Certaines conditions règlent le choix des personnes susceptibles de tirer grand profit de la psychanalyse. En premier lieu, le sujet doit être capable de redevenir psychiquement normal ; dans les périodes de confusion ou de dépression mélancolique, rien ne peut être entrepris, même lorsqu'il s'agit de cas d'hystérie. En outre, une certaine dose d'intelligence naturelle, un certain développement moral sont exigibles. S'il avait affaire à des personnes peu intéressantes, le médecin ne tarderait pas à se détacher du patient et, de ce fait, ne parviendrait plus à pénétrer profondément dans le psychisme de celui-ci. Des malformations du caractère très enracinées, les marques d'une constitution vraiment dégénérée, se traduisent dans l'analyse par des résistances presque insurmontables. À cet égard, la constitution du patient impose des limites à la curabilité par la psychothérapie. Les conditions sont défavorables aussi quand le malade approche de la cinquantaine, car alors la masse des matériaux psychiques ne peut plus être étudiée à fond, la durée de la cure est trop prolongée et la capacité de faire rétrograder le processus psychique est en voie d'affaiblissement. 

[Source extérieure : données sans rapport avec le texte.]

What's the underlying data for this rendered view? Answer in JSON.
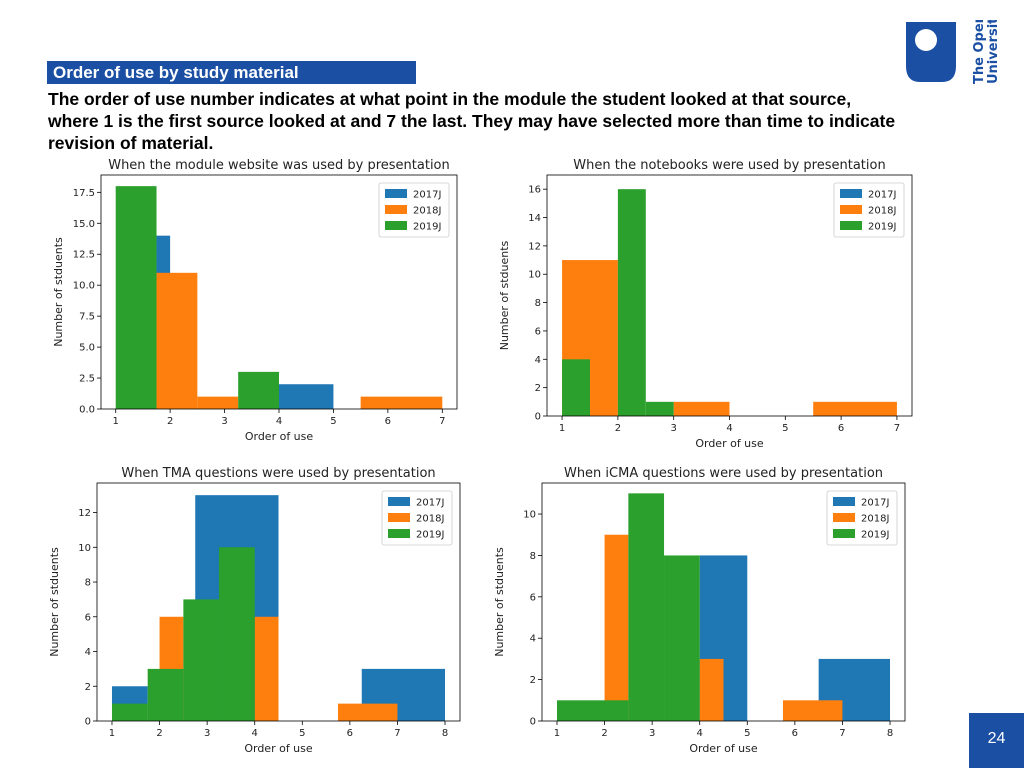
{
  "header": {
    "section_title": "Order of use by study material",
    "intro_text": "The order of use number indicates at what point in the module the student looked at that source, where 1 is the first source looked at and 7 the last. They may have selected more than time to indicate revision of material."
  },
  "logo": {
    "line1": "The Open",
    "line2": "University"
  },
  "footer": {
    "page_number": "24"
  },
  "colors": {
    "brand_blue": "#1a4fa3",
    "s2017": "#1f77b4",
    "s2018": "#ff7f0e",
    "s2019": "#2ca02c"
  },
  "chart_data": [
    {
      "type": "bar",
      "title": "When the module website was used by presentation",
      "xlabel": "Order of use",
      "ylabel": "Number of stduents",
      "xlim": [
        1,
        7
      ],
      "ylim": [
        0,
        18.9
      ],
      "xticks": [
        "1",
        "2",
        "3",
        "4",
        "5",
        "6",
        "7"
      ],
      "yticks": [
        0,
        2.5,
        5.0,
        7.5,
        10.0,
        12.5,
        15.0,
        17.5
      ],
      "ytick_labels": [
        "0.0",
        "2.5",
        "5.0",
        "7.5",
        "10.0",
        "12.5",
        "15.0",
        "17.5"
      ],
      "legend": "top-right",
      "series": [
        {
          "name": "2017J",
          "color": "#1f77b4",
          "bins": [
            [
              1.75,
              2.0,
              14
            ],
            [
              4.0,
              5.0,
              2
            ]
          ]
        },
        {
          "name": "2018J",
          "color": "#ff7f0e",
          "bins": [
            [
              1.75,
              2.5,
              11
            ],
            [
              2.5,
              3.25,
              1
            ],
            [
              5.5,
              7.0,
              1
            ]
          ]
        },
        {
          "name": "2019J",
          "color": "#2ca02c",
          "bins": [
            [
              1.0,
              1.75,
              18
            ],
            [
              3.25,
              4.0,
              3
            ]
          ]
        }
      ]
    },
    {
      "type": "bar",
      "title": "When the notebooks were used by presentation",
      "xlabel": "Order of use",
      "ylabel": "Number of stduents",
      "xlim": [
        1,
        7
      ],
      "ylim": [
        0,
        17
      ],
      "xticks": [
        "1",
        "2",
        "3",
        "4",
        "5",
        "6",
        "7"
      ],
      "yticks": [
        0,
        2,
        4,
        6,
        8,
        10,
        12,
        14,
        16
      ],
      "ytick_labels": [
        "0",
        "2",
        "4",
        "6",
        "8",
        "10",
        "12",
        "14",
        "16"
      ],
      "legend": "top-right",
      "series": [
        {
          "name": "2017J",
          "color": "#1f77b4",
          "bins": []
        },
        {
          "name": "2018J",
          "color": "#ff7f0e",
          "bins": [
            [
              1.0,
              2.0,
              11
            ],
            [
              3.0,
              4.0,
              1
            ],
            [
              5.5,
              7.0,
              1
            ]
          ]
        },
        {
          "name": "2019J",
          "color": "#2ca02c",
          "bins": [
            [
              1.0,
              1.5,
              4
            ],
            [
              2.0,
              2.5,
              16
            ],
            [
              2.5,
              3.0,
              1
            ]
          ]
        }
      ]
    },
    {
      "type": "bar",
      "title": "When TMA questions were used by presentation",
      "xlabel": "Order of use",
      "ylabel": "Number of stduents",
      "xlim": [
        1,
        8
      ],
      "ylim": [
        0,
        13.7
      ],
      "xticks": [
        "1",
        "2",
        "3",
        "4",
        "5",
        "6",
        "7",
        "8"
      ],
      "yticks": [
        0,
        2,
        4,
        6,
        8,
        10,
        12
      ],
      "ytick_labels": [
        "0",
        "2",
        "4",
        "6",
        "8",
        "10",
        "12"
      ],
      "legend": "top-right",
      "series": [
        {
          "name": "2017J",
          "color": "#1f77b4",
          "bins": [
            [
              1.0,
              1.75,
              2
            ],
            [
              2.75,
              4.5,
              13
            ],
            [
              6.25,
              8.0,
              3
            ]
          ]
        },
        {
          "name": "2018J",
          "color": "#ff7f0e",
          "bins": [
            [
              2.0,
              2.5,
              6
            ],
            [
              4.0,
              4.5,
              6
            ],
            [
              5.75,
              7.0,
              1
            ]
          ]
        },
        {
          "name": "2019J",
          "color": "#2ca02c",
          "bins": [
            [
              1.0,
              1.75,
              1
            ],
            [
              1.75,
              2.5,
              3
            ],
            [
              2.5,
              3.25,
              7
            ],
            [
              3.25,
              4.0,
              10
            ]
          ]
        }
      ]
    },
    {
      "type": "bar",
      "title": "When iCMA questions were used by presentation",
      "xlabel": "Order of use",
      "ylabel": "Number of stduents",
      "xlim": [
        1,
        8
      ],
      "ylim": [
        0,
        11.5
      ],
      "xticks": [
        "1",
        "2",
        "3",
        "4",
        "5",
        "6",
        "7",
        "8"
      ],
      "yticks": [
        0,
        2,
        4,
        6,
        8,
        10
      ],
      "ytick_labels": [
        "0",
        "2",
        "4",
        "6",
        "8",
        "10"
      ],
      "legend": "top-right",
      "series": [
        {
          "name": "2017J",
          "color": "#1f77b4",
          "bins": [
            [
              4.0,
              5.0,
              8
            ],
            [
              6.5,
              8.0,
              3
            ]
          ]
        },
        {
          "name": "2018J",
          "color": "#ff7f0e",
          "bins": [
            [
              2.0,
              2.5,
              9
            ],
            [
              4.0,
              4.5,
              3
            ],
            [
              5.75,
              7.0,
              1
            ]
          ]
        },
        {
          "name": "2019J",
          "color": "#2ca02c",
          "bins": [
            [
              1.0,
              2.5,
              1
            ],
            [
              2.5,
              3.25,
              11
            ],
            [
              3.25,
              4.0,
              8
            ]
          ]
        }
      ]
    }
  ]
}
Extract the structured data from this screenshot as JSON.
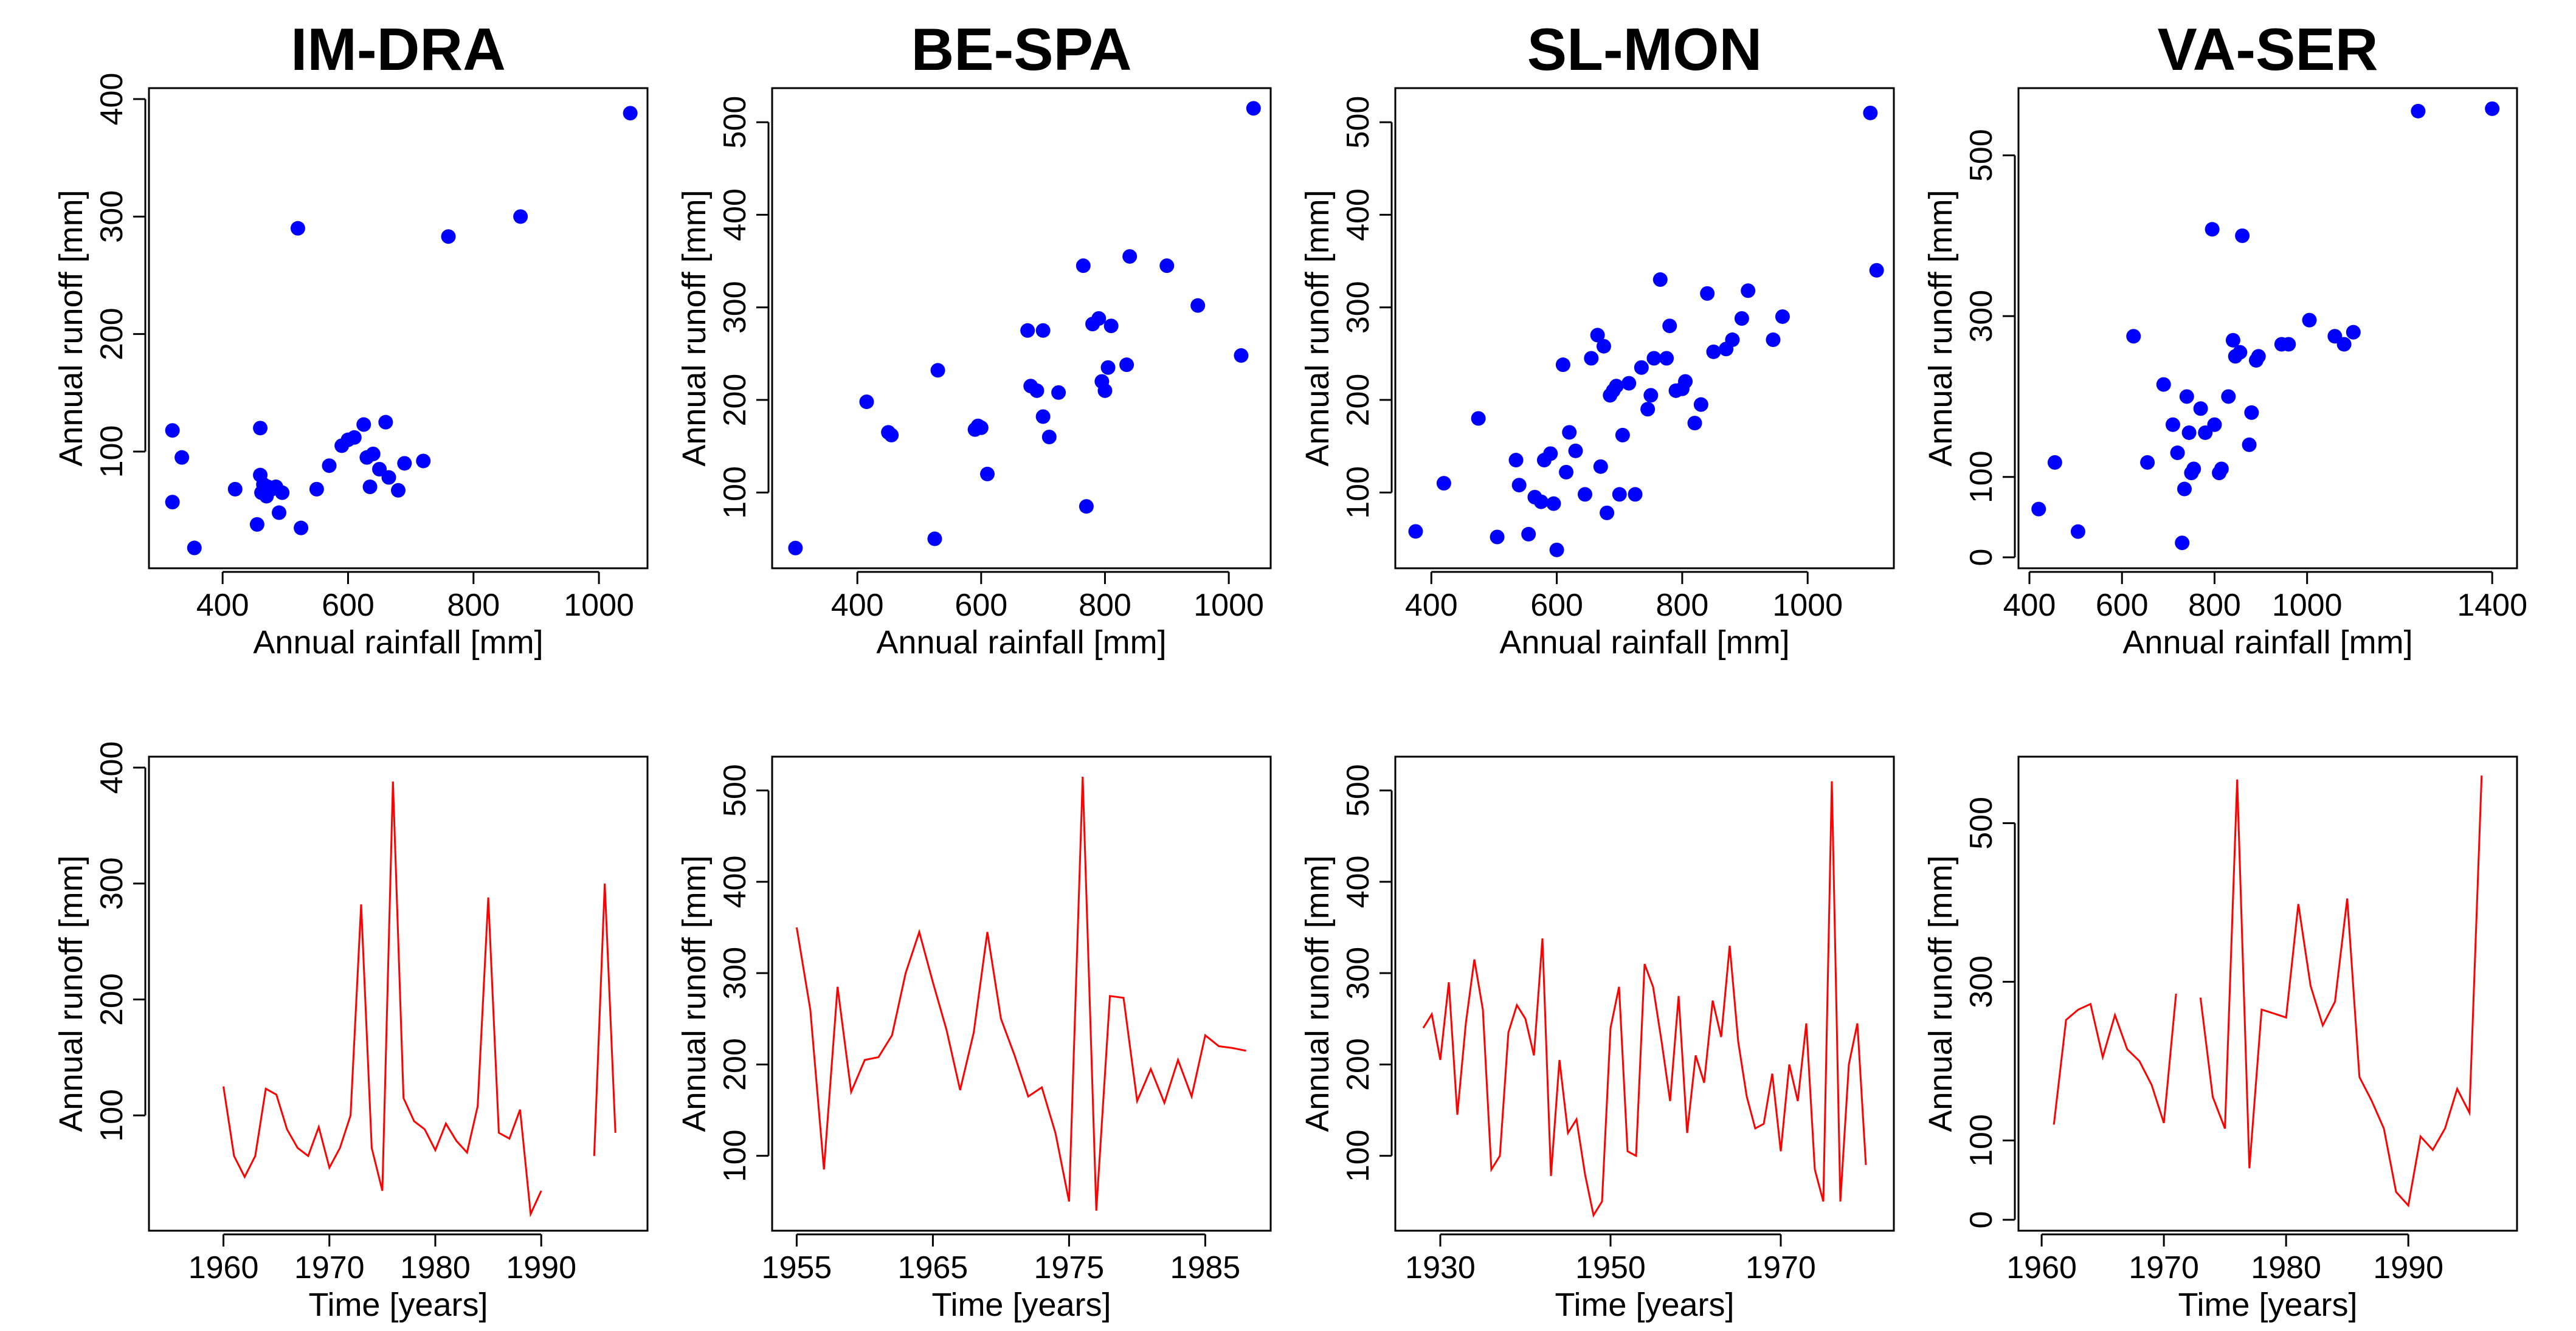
{
  "chart_data": [
    {
      "type": "scatter",
      "title": "IM-DRA",
      "xlabel": "Annual rainfall [mm]",
      "ylabel": "Annual runoff [mm]",
      "xlim": [
        300,
        1060
      ],
      "ylim": [
        10,
        400
      ],
      "xticks": [
        400,
        600,
        800,
        1000
      ],
      "yticks": [
        100,
        200,
        300,
        400
      ],
      "x": [
        320,
        320,
        335,
        355,
        420,
        455,
        460,
        460,
        462,
        465,
        470,
        472,
        478,
        485,
        490,
        495,
        520,
        525,
        550,
        570,
        590,
        600,
        610,
        625,
        630,
        635,
        640,
        650,
        660,
        665,
        680,
        690,
        720,
        760,
        875,
        1050
      ],
      "y": [
        118,
        57,
        95,
        18,
        68,
        38,
        120,
        80,
        65,
        72,
        62,
        70,
        68,
        70,
        48,
        65,
        290,
        35,
        68,
        88,
        105,
        110,
        112,
        123,
        95,
        70,
        98,
        85,
        125,
        78,
        67,
        90,
        92,
        283,
        300,
        388
      ]
    },
    {
      "type": "scatter",
      "title": "BE-SPA",
      "xlabel": "Annual rainfall [mm]",
      "ylabel": "Annual runoff [mm]",
      "xlim": [
        280,
        1050
      ],
      "ylim": [
        30,
        525
      ],
      "xticks": [
        400,
        600,
        800,
        1000
      ],
      "yticks": [
        100,
        200,
        300,
        400,
        500
      ],
      "x": [
        300,
        415,
        450,
        455,
        525,
        530,
        590,
        595,
        600,
        610,
        675,
        680,
        690,
        700,
        700,
        710,
        725,
        765,
        770,
        780,
        790,
        795,
        800,
        805,
        810,
        835,
        840,
        900,
        950,
        1020,
        1040
      ],
      "y": [
        40,
        198,
        165,
        162,
        50,
        232,
        168,
        172,
        170,
        120,
        275,
        215,
        210,
        275,
        182,
        160,
        208,
        345,
        85,
        282,
        288,
        220,
        210,
        235,
        280,
        238,
        355,
        345,
        302,
        248,
        515
      ]
    },
    {
      "type": "scatter",
      "title": "SL-MON",
      "xlabel": "Annual rainfall [mm]",
      "ylabel": "Annual runoff [mm]",
      "xlim": [
        360,
        1120
      ],
      "ylim": [
        30,
        525
      ],
      "xticks": [
        400,
        600,
        800,
        1000
      ],
      "yticks": [
        100,
        200,
        300,
        400,
        500
      ],
      "x": [
        375,
        420,
        475,
        505,
        535,
        540,
        555,
        565,
        575,
        580,
        590,
        595,
        600,
        610,
        615,
        620,
        630,
        645,
        655,
        665,
        670,
        675,
        680,
        685,
        690,
        695,
        700,
        705,
        715,
        725,
        735,
        745,
        750,
        755,
        765,
        775,
        780,
        790,
        800,
        805,
        820,
        830,
        840,
        850,
        870,
        880,
        895,
        905,
        945,
        960,
        1100,
        1110
      ],
      "y": [
        58,
        110,
        180,
        52,
        135,
        108,
        55,
        95,
        90,
        135,
        142,
        88,
        38,
        238,
        122,
        165,
        145,
        98,
        245,
        270,
        128,
        258,
        78,
        205,
        210,
        215,
        98,
        162,
        218,
        98,
        235,
        190,
        205,
        245,
        330,
        245,
        280,
        210,
        212,
        220,
        175,
        195,
        315,
        252,
        255,
        265,
        288,
        318,
        265,
        290,
        510,
        340
      ]
    },
    {
      "type": "scatter",
      "title": "VA-SER",
      "xlabel": "Annual rainfall [mm]",
      "ylabel": "Annual runoff [mm]",
      "xlim": [
        400,
        1430
      ],
      "ylim": [
        0,
        570
      ],
      "xticks": [
        400,
        600,
        800,
        1000,
        1400
      ],
      "yticks": [
        0,
        100,
        300,
        500
      ],
      "x": [
        420,
        455,
        505,
        625,
        655,
        690,
        710,
        720,
        730,
        735,
        740,
        745,
        750,
        755,
        770,
        780,
        795,
        800,
        810,
        815,
        830,
        840,
        845,
        855,
        860,
        875,
        880,
        890,
        895,
        945,
        960,
        1005,
        1060,
        1080,
        1100,
        1240,
        1400
      ],
      "y": [
        60,
        118,
        32,
        275,
        118,
        215,
        165,
        130,
        18,
        85,
        200,
        155,
        105,
        110,
        185,
        155,
        408,
        165,
        105,
        110,
        200,
        270,
        250,
        255,
        400,
        140,
        180,
        245,
        250,
        265,
        265,
        295,
        275,
        265,
        280,
        555,
        558
      ]
    },
    {
      "type": "line",
      "title": "",
      "xlabel": "Time [years]",
      "ylabel": "Annual runoff [mm]",
      "xlim": [
        1954,
        1999
      ],
      "ylim": [
        10,
        400
      ],
      "xticks": [
        1960,
        1970,
        1980,
        1990
      ],
      "yticks": [
        100,
        200,
        300,
        400
      ],
      "x": [
        1960,
        1961,
        1962,
        1963,
        1964,
        1965,
        1966,
        1967,
        1968,
        1969,
        1970,
        1971,
        1972,
        1973,
        1974,
        1975,
        1976,
        1977,
        1978,
        1979,
        1980,
        1981,
        1982,
        1983,
        1984,
        1985,
        1986,
        1987,
        1988,
        1989,
        1990,
        1991,
        1992,
        1993,
        1994,
        1995,
        1996,
        1997
      ],
      "y": [
        125,
        65,
        47,
        65,
        123,
        118,
        88,
        72,
        65,
        90,
        55,
        72,
        100,
        282,
        72,
        35,
        388,
        115,
        95,
        88,
        70,
        93,
        78,
        68,
        108,
        288,
        85,
        80,
        105,
        15,
        35,
        null,
        null,
        null,
        null,
        65,
        300,
        85
      ]
    },
    {
      "type": "line",
      "title": "",
      "xlabel": "Time [years]",
      "ylabel": "Annual runoff [mm]",
      "xlim": [
        1954,
        1989
      ],
      "ylim": [
        30,
        525
      ],
      "xticks": [
        1955,
        1965,
        1975,
        1985
      ],
      "yticks": [
        100,
        200,
        300,
        400,
        500
      ],
      "x": [
        1955,
        1956,
        1957,
        1958,
        1959,
        1960,
        1961,
        1962,
        1963,
        1964,
        1965,
        1966,
        1967,
        1968,
        1969,
        1970,
        1971,
        1972,
        1973,
        1974,
        1975,
        1976,
        1977,
        1978,
        1979,
        1980,
        1981,
        1982,
        1983,
        1984,
        1985,
        1986,
        1987,
        1988
      ],
      "y": [
        350,
        260,
        85,
        285,
        170,
        205,
        208,
        232,
        300,
        345,
        290,
        238,
        172,
        235,
        345,
        250,
        210,
        165,
        175,
        125,
        50,
        515,
        40,
        275,
        273,
        160,
        195,
        158,
        205,
        165,
        232,
        220,
        218,
        215
      ]
    },
    {
      "type": "line",
      "title": "",
      "xlabel": "Time [years]",
      "ylabel": "Annual runoff [mm]",
      "xlim": [
        1926,
        1982
      ],
      "ylim": [
        30,
        525
      ],
      "xticks": [
        1930,
        1950,
        1970
      ],
      "yticks": [
        100,
        200,
        300,
        400,
        500
      ],
      "x": [
        1928,
        1929,
        1930,
        1931,
        1932,
        1933,
        1934,
        1935,
        1936,
        1937,
        1938,
        1939,
        1940,
        1941,
        1942,
        1943,
        1944,
        1945,
        1946,
        1947,
        1948,
        1949,
        1950,
        1951,
        1952,
        1953,
        1954,
        1955,
        1956,
        1957,
        1958,
        1959,
        1960,
        1961,
        1962,
        1963,
        1964,
        1965,
        1966,
        1967,
        1968,
        1969,
        1970,
        1971,
        1972,
        1973,
        1974,
        1975,
        1976,
        1977,
        1978,
        1979,
        1980
      ],
      "y": [
        240,
        255,
        205,
        290,
        145,
        245,
        315,
        260,
        85,
        100,
        235,
        265,
        250,
        210,
        338,
        78,
        205,
        125,
        140,
        80,
        35,
        50,
        240,
        285,
        105,
        100,
        310,
        285,
        225,
        160,
        275,
        125,
        210,
        180,
        270,
        230,
        330,
        225,
        165,
        130,
        135,
        190,
        105,
        200,
        160,
        245,
        85,
        50,
        510,
        50,
        200,
        245,
        90
      ]
    },
    {
      "type": "line",
      "title": "",
      "xlabel": "Time [years]",
      "ylabel": "Annual runoff [mm]",
      "xlim": [
        1959,
        1998
      ],
      "ylim": [
        0,
        570
      ],
      "xticks": [
        1960,
        1970,
        1980,
        1990
      ],
      "yticks": [
        0,
        100,
        300,
        500
      ],
      "x": [
        1961,
        1962,
        1963,
        1964,
        1965,
        1966,
        1967,
        1968,
        1969,
        1970,
        1971,
        1972,
        1973,
        1974,
        1975,
        1976,
        1977,
        1978,
        1979,
        1980,
        1981,
        1982,
        1983,
        1984,
        1985,
        1986,
        1987,
        1988,
        1989,
        1990,
        1991,
        1992,
        1993,
        1994,
        1995,
        1996,
        1997
      ],
      "y": [
        120,
        252,
        265,
        272,
        205,
        258,
        215,
        200,
        170,
        122,
        285,
        null,
        280,
        155,
        115,
        555,
        65,
        265,
        260,
        255,
        398,
        295,
        245,
        275,
        405,
        180,
        150,
        115,
        35,
        18,
        105,
        88,
        115,
        165,
        135,
        560,
        null
      ]
    }
  ]
}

En dépit de toutes ces limitations, le nombre des personnes capables de profiter d'un traitement psychanalytique est immense et l'extension, grâce à ce procédé, de nos possi­bilités thérapeutiques est devenue, de l'avis de Freud, fort considérable. Pour que le traitement puisse être efficace, Freud exige que sa durée soit de six mois à trois ans ; il nous apprend pourtant que, par suite de diverses circonstances faciles à deviner, il n'a généralement pu, jusqu'à ce jour, essayer son traitement que sur des gens très gravement atteints, malades depuis de longues années, devenus tout à fait incapables de s'adapter à la vie et qui, déçus par tous les genres de traitements, avaient recours, en désespoir de cause, à ce procédé nouveau et très discuté. Dans les cas plus légers, il est possible que la durée du traitement puisse être raccourcie et qu'un avantage extraordinaire en puisse être acquis pour l'avenir, dans le domaine de la prophylaxie.